Angie, like a lot of us, used drugs and alcohol to medicate the things in life that hurt. About three months into her
sobriety, the flashbacks started to hit.

By definition, flashbacks are sudden and disturbing vivid memories of an event in the past, typically the result of psychological trauma. They make you feel like you’re reliving a past traumatic experience all over again. It literally feels like you’re there. Your heart races. You can’t seem to get back to the present place and time.

The Past Doesn’t Have to Haunt You

When you surrender power to your flashbacks, it’s easy to feel out of control – it’s even easier to slip into a dark place of guilt and depression. Let’s talk about how Angie dealt with the flashbacks while maintaining her sobriety and how you can apply these tips to your own recovery plan:

  • Keep Cool and Meditate

    Angie took deep breaths as the flashbacks hit and simply kept meditating. It worked. She doesn’t meditate in any fancy way; she just uses an app on her phone. But she makes time every day to practice meditation.

  • Suck it Up and Ask for Help

    Angie had been too afraid to reach out and ask for help before. Now she has a list of women she can count on, and when she needs support, she calls – she literally makes herself. When the flashback panic sets in, she no longer isolates; she knows isolation only brings on more fear.

  • Exercise

    Angie doesn’t do any kind of elaborate exercise to combat flashbacks. She just walks, but she walks about an hour each day. When she walks, she feels okay. When she doesn’t, she can feel the fear creeping back in.

  • Seek Professional Help

    This is a big one for Angie. After what felt like an exhaustive search, she finally found the therapist she needed. Someone she can trust. Someone who’s trained in trauma. Having her therapist’s support is a huge weapon in her anti-flashback arsenal.

  • Stay Focused on the Here and Now

    It took some work, but Angie finally realized that, no matter what happened in her past, she’s safe here and now. When the guilt of the past tries to creep into the present, Angie looks at the wall. She looks at the furniture. She tells herself ‘you’re here now, not back there where the bad things happened.’

  • Make Schedules and Stick to Them

    These days, Angie swears by schedules and routines. She makes a standard time to go to bed and wake up. She makes standard times to workout and go to work.
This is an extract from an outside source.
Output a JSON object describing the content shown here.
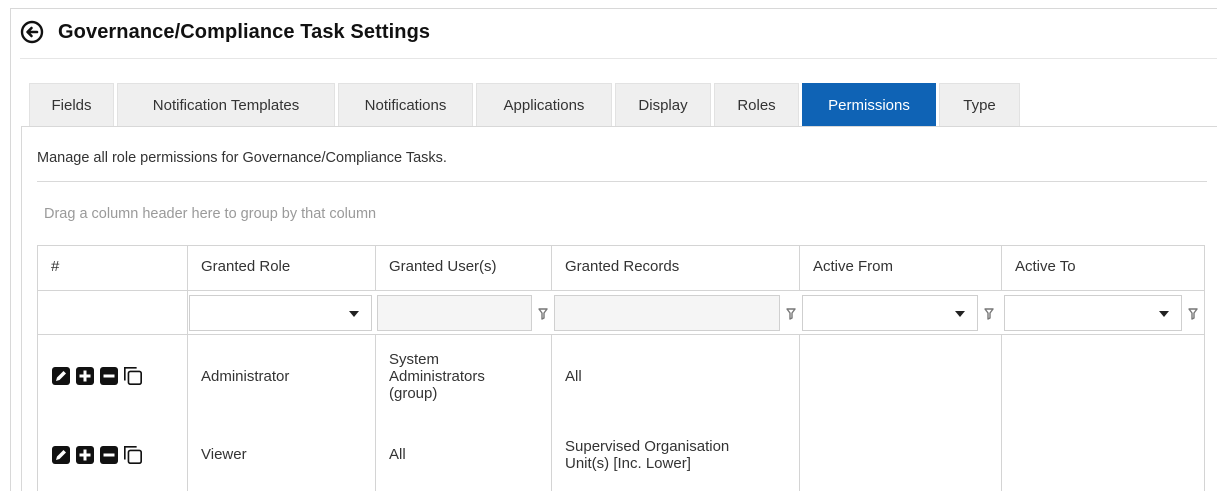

Just like the environment of rehab is built around structure and routine, keeping things on a schedule at home will help repel negative flashback effects.

  • Face Down the Danger

    There comes a time in everyone’s life when they have to face their fears. Everyday, Angie felt as if danger was chasing her. As the flashbacks came, all she wanted to do was run away – until she made the decision to face them down. It’s a choice that changed her life for the better. She started working with a trauma therapist. She learned how to reenvision her experience. Today she sees herself as a strong, determined, and capable woman, not as a victim.